How to die disease free?

As a teenager and college student, I was not much into sports or athletics. Occasionally, I would play something for the fun of it, but physical fitness was not much of a priority. Since food for me is nothing more than fuel for the body, I never really ate too much or consumed high calorie foods, so my weight was still way below the average. It was only when I started to work on desk jobs and was putting in long hours commuting and working, that I started to gain some weight, mostly around my waist, but thankfully, my BMI never went over 22.

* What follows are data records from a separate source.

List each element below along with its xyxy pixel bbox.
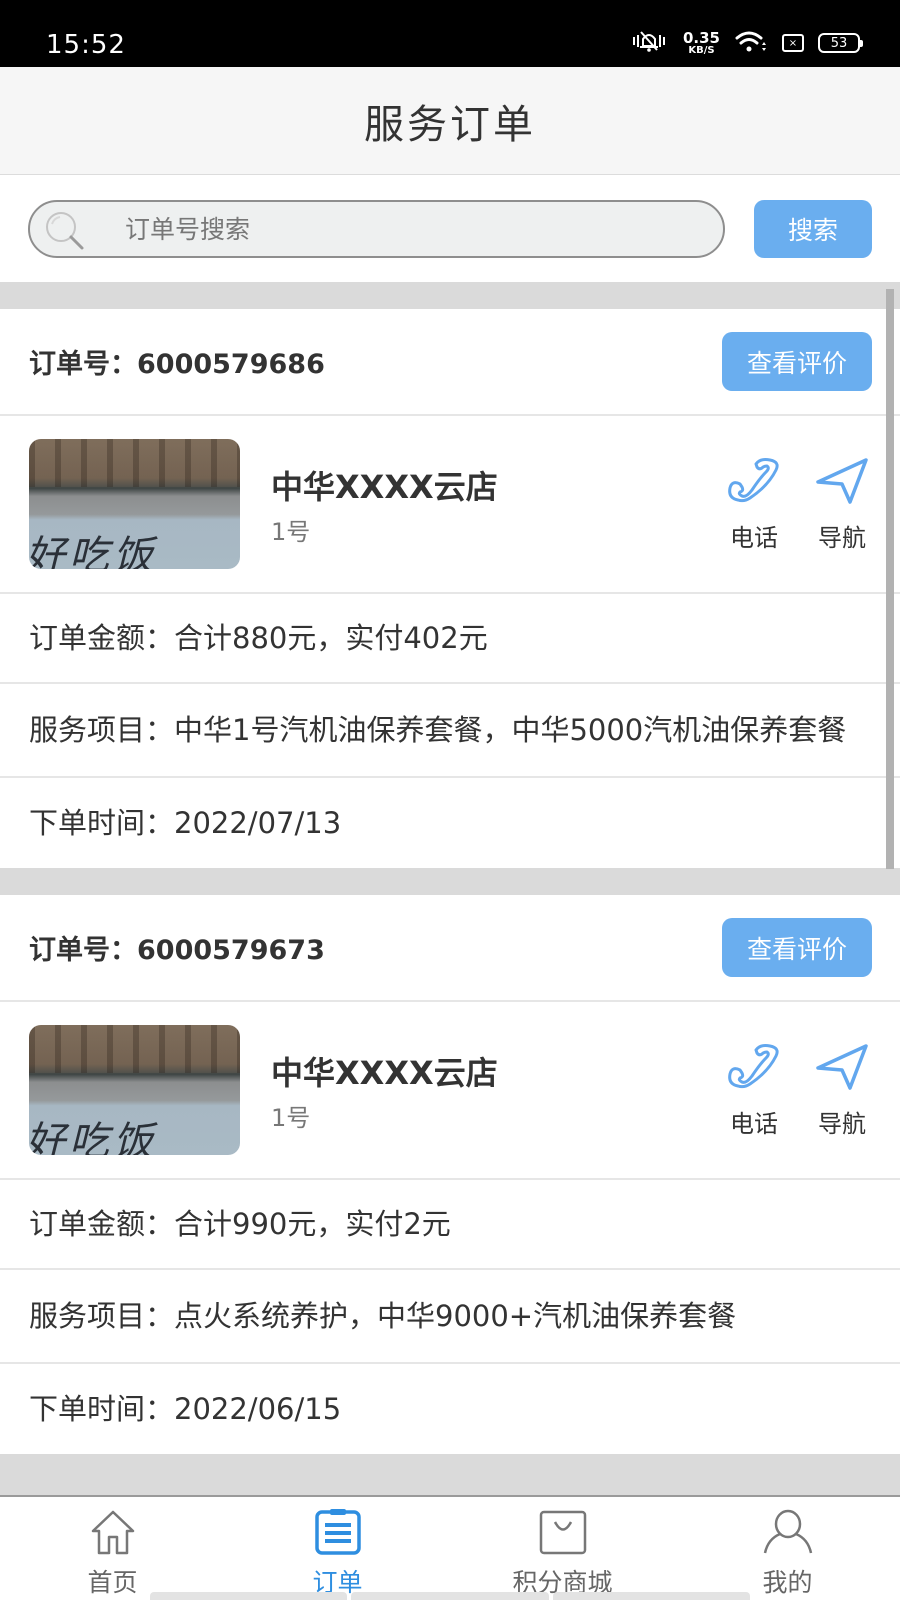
order-amount-row: 订单金额：合计880元，实付402元 [0,594,900,684]
navigation-arrow-icon [814,456,870,512]
status-icons: 0.35 KB/S × 53 [629,28,863,58]
order-card: 订单号：6000579686 查看评价 好吃饭 中华XXXX云店 1号 电话 导… [0,309,900,868]
net-speed-value: 0.35 [682,28,720,47]
search-field[interactable] [28,200,725,258]
order-amount-row: 订单金额：合计990元，实付2元 [0,1180,900,1270]
tab-home[interactable]: 首页 [0,1497,225,1600]
navigate-label: 导航 [818,523,866,552]
order-amount: 订单金额：合计880元，实付402元 [29,621,488,655]
shop-name: 中华XXXX云店 [271,1053,498,1092]
order-time: 下单时间：2022/06/15 [29,1392,342,1426]
separator [0,282,900,309]
call-button[interactable]: 电话 [724,456,784,553]
bottom-tab-bar: 首页 订单 积分商城 我的 [0,1495,900,1600]
status-bar: 15:52 0.35 KB/S × 53 [0,0,900,67]
vibrate-mute-icon [629,28,669,58]
search-button[interactable]: 搜索 [754,200,872,258]
call-label: 电话 [730,1109,778,1138]
phone-icon [724,456,784,512]
service-items: 服务项目：点火系统养护，中华9000+汽机油保养套餐 [29,1299,737,1333]
order-time: 下单时间：2022/07/13 [29,806,342,840]
page-title: 服务订单 [364,101,536,148]
view-review-button[interactable]: 查看评价 [722,918,872,977]
service-items-row: 服务项目：中华1号汽机油保养套餐，中华5000汽机油保养套餐 [0,684,900,778]
tab-points-mall[interactable]: 积分商城 [450,1497,675,1600]
net-speed-unit: KB/S [688,44,715,56]
shop-row[interactable]: 好吃饭 中华XXXX云店 1号 电话 导航 [0,416,900,594]
shop-subtitle: 1号 [271,517,311,546]
status-time: 15:52 [46,30,126,60]
wifi-icon [734,29,768,57]
battery-icon: 53 [818,33,863,53]
order-list[interactable]: 订单号：6000579686 查看评价 好吃饭 中华XXXX云店 1号 电话 导… [0,282,900,1495]
navigation-arrow-icon [814,1042,870,1098]
shop-actions: 电话 导航 [724,1042,870,1139]
shop-info: 中华XXXX云店 1号 [271,462,724,547]
home-icon [85,1509,141,1561]
navigate-button[interactable]: 导航 [814,456,870,553]
shop-name: 中华XXXX云店 [271,467,498,506]
sim-icon: × [782,34,804,52]
call-button[interactable]: 电话 [724,1042,784,1139]
tab-label: 我的 [762,1568,813,1597]
shop-thumbnail: 好吃饭 [29,439,240,569]
order-amount: 订单金额：合计990元，实付2元 [29,1207,451,1241]
search-icon [42,210,90,256]
view-review-button[interactable]: 查看评价 [722,332,872,391]
order-list-icon [310,1509,366,1561]
search-input[interactable] [125,210,685,248]
net-speed: 0.35 KB/S [682,28,720,56]
service-items-row: 服务项目：点火系统养护，中华9000+汽机油保养套餐 [0,1270,900,1364]
order-header: 订单号：6000579673 查看评价 [0,895,900,1002]
shop-info: 中华XXXX云店 1号 [271,1048,724,1133]
shop-actions: 电话 导航 [724,456,870,553]
title-bar: 服务订单 [0,67,900,175]
shopping-bag-icon [535,1509,591,1561]
order-number: 订单号：6000579686 [29,349,325,380]
search-bar: 搜索 [0,176,900,282]
order-card: 订单号：6000579673 查看评价 好吃饭 中华XXXX云店 1号 电话 导… [0,895,900,1454]
scrollbar[interactable] [886,289,894,869]
phone-icon [724,1042,784,1098]
call-label: 电话 [730,523,778,552]
order-time-row: 下单时间：2022/07/13 [0,778,900,868]
order-number: 订单号：6000579673 [29,935,325,966]
shop-subtitle: 1号 [271,1103,311,1132]
navigate-button[interactable]: 导航 [814,1042,870,1139]
order-header: 订单号：6000579686 查看评价 [0,309,900,416]
user-icon [760,1509,816,1561]
shop-row[interactable]: 好吃饭 中华XXXX云店 1号 电话 导航 [0,1002,900,1180]
tab-profile[interactable]: 我的 [675,1497,900,1600]
gesture-bar [150,1592,750,1600]
order-time-row: 下单时间：2022/06/15 [0,1364,900,1454]
service-items: 服务项目：中华1号汽机油保养套餐，中华5000汽机油保养套餐 [29,713,847,747]
tab-label: 首页 [87,1568,138,1597]
separator [0,868,900,895]
shop-thumbnail: 好吃饭 [29,1025,240,1155]
tab-orders[interactable]: 订单 [225,1497,450,1600]
navigate-label: 导航 [818,1109,866,1138]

Benefits of exercise experienced by me: It was actually the politics at work and the BS that we all have to deal with in corporate America (and Japan, where I worked for a few years) that motivated me to exercise regularly to get rid of my stress and improve my mental well being. I liked the feeling so much that in my early 40s, I started to workout almost regularly. In no time, I started to see changes in my body (without that being the goal, I lost almost all my excess weight and it actually dropped to the undernourished category that I had to add more calories to my diet) and mind. The runners’ high and overall mental well being got me addicted to working out and now I run five days a week, about three miles, in about 40 minutes, while I catch up on the events from last night on NPR’s Morning Edition. I have found that including exercise in your routine is the best way to make sure it happens — for me, after a cup of coffee in bed after waking up, brushing my teeth, and shaving, it is time for me to work out every day I am working. A shower afterwards and breakfast right after fit very nicely in my routine that does not change much except for the weekends and vacations (I try to stick to a workout even during a vacation unless it involves lots of walking and standing).

The fit too will eventually get sick before dying but it will be brief: Now comes a remarkable study highlighting the power of a fitness regimen at any age. As Gretchen Reynolds reports in the Times, “Typically, the most aerobically fit people lived with chronic illnesses in the final five years of their lives, instead of the final 10, 15 or even 20 years.” Since I never had any sickness all my life, it is impossible to say if last ten years of working out and eating healthy has anything to do with it, but can attest to this finding by citing the example of my mother in her 70s. After being diagnosed with diabetes in her 70s, she has started to engage in more physical exercise on a daily basis and has found that her fitness level has improved and she can now lead a normal, healthy life without medication. The conclusion is that it is never too late to be fit and one can see results almost right away.

I have no intention of being a bodybuilder; all I want to have is a life without illnesses. Ideally, I would like to die (I have no illusions about that and as brilliantly explained in the film White Ribbon, one must die either from an illness or an accident) as soon as I get sick with an illness that will lower my quality of life, but as long as I live, I would like to live healthy. I am sincerely hoping that a combination of healthy eating, regular exercise, plenty of sleep, and living stress free will help me get there. The study confirms that it is not that the super-fit will live significantly longer or not fall sick; it just that before they eventually die of an illness, the actual duration of the illness will be brief.